3.Prof. Srinivas believes that vertical social mobility is possible through the process of Sanskritisation, by this process a low  The caste is able to elevate its position in the system of caste propagation by becoming vegetarian in one or two generations, renouncing alcohol and culturalizing their rituals and deities, but it is doubtful whether this actually happens.  In relation to this, Dr. D. N. Majumdar has written that such a situation can be imagined in theoretical and only theoretical form, when we focus on specific matters then our knowledge and experience of caste dynamics regency in terms of theoretical recognition  It does not get right. Chamar must have progressed a bit in his basic social position: whether he has become organized as a community, whether he has stopped drinking alcohol, widows – marriages, marriages and even eating meat.  Be given, but Is there any one example of vertical rise in the system of new social settlement?  The spread of the Chamars is of an inelastic type, and the same is true of the other lower castes.  The lower castes regard caste mobility as a horizontal movement (movement), while the Brahmins and other upper castes consider such mobility as an ascension.  Some of the facts that have been obtained in relation to caste dynamics express horizontal mobility rather than vertical mobility.  It is clear from these factual observations and views of Dr. Majumdar that through the process of Sanskritisation no lower caste is lifted up vertically.  Does not become equal to the upper castes.  Rather, she rises up from other castes of her own or in different disciplines of her own caste.
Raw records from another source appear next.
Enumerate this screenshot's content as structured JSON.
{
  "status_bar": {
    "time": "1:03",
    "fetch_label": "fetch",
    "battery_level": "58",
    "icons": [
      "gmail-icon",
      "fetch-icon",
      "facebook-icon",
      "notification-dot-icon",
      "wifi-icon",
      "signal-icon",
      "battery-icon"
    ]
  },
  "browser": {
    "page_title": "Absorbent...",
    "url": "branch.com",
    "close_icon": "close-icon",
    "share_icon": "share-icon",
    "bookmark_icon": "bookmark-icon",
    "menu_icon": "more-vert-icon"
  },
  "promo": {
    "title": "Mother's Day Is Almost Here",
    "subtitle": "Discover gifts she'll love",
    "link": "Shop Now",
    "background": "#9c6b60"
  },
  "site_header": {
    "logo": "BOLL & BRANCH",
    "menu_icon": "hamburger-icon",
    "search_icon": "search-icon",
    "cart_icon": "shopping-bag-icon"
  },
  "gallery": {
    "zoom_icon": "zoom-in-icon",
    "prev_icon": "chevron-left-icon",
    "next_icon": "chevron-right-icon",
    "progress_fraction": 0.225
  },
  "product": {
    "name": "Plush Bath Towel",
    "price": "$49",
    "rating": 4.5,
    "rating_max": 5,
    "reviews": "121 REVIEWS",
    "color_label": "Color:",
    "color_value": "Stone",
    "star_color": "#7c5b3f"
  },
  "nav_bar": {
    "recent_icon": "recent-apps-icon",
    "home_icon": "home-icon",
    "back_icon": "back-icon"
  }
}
  1. Dr. Yogendra Singh considers Sanskritisation as a process of cultural and social mobility.  Sanskritization is a process of cultural and social mobility in these periods of relative Hindu social order.  It is an inherent source of social change.  Sanskritization from a social psychological point of view is a culturally specific case of universal motivation for advance socialization towards a higher group culture in the hope of improving its position in the future.


  1. B. Kuppuswamy considers the reference group ‘process of Sanskritisation as an example of moderation, but it is impossible to gain membership of reference group in Indian society because of the caste system based on birth.  In such a closed society it is impossible for a person to change his ethnic group and take membership of another ethnic group.  Advance socialization in a relatively closed social structure would be inappropriate for an individual because he would not be able to become a member of the group he aspires to become, in the absence of mobility.  We agree with B. Kuppuswamy when he says that something is possible, that only minor changes can be made under Varna.  It is clear that Sanskritisation is not a process by which structural changes are possible in Hindu society.


6. Prof. Srinivas himself believes that in the past, many dominating castes have achieved high positions in the system of emanation either by state order or by organization of independent political power.  KM Panicker believes that in the fifth century BCE, all the so-called Kshatriyas came into existence by taking possession of power by the lower castes and as a result they acquired Kshatriya – role and social status.  According to Dr. Yogendra Singh, the process of Sanskritization here expresses the rise or fall in the Indian history of groups dominated by struggles and war by the rise and fall of power and by political stakes.  All of these are examples of structural changes that are not fully understood by a concept like Sanskritization.  It is clear from the above description that it is not a very suitable concept to describe the process of cultural change.  In this regard, Dr. D. N. Majumdar has written that we are not happy with the tool we have used to describe the process of cultural change.  The same thing FG Bailey wrote in his book “Cast and ‘The Economic Frontier’.  Sanskritization expresses a pool of concepts and is an unsympathetic or loose concept that is without any special qualities.  The wide extension given by Mr. Niwas to this concept makes the justification of its use impossible, especially in the context of vertical and horizontal mobility.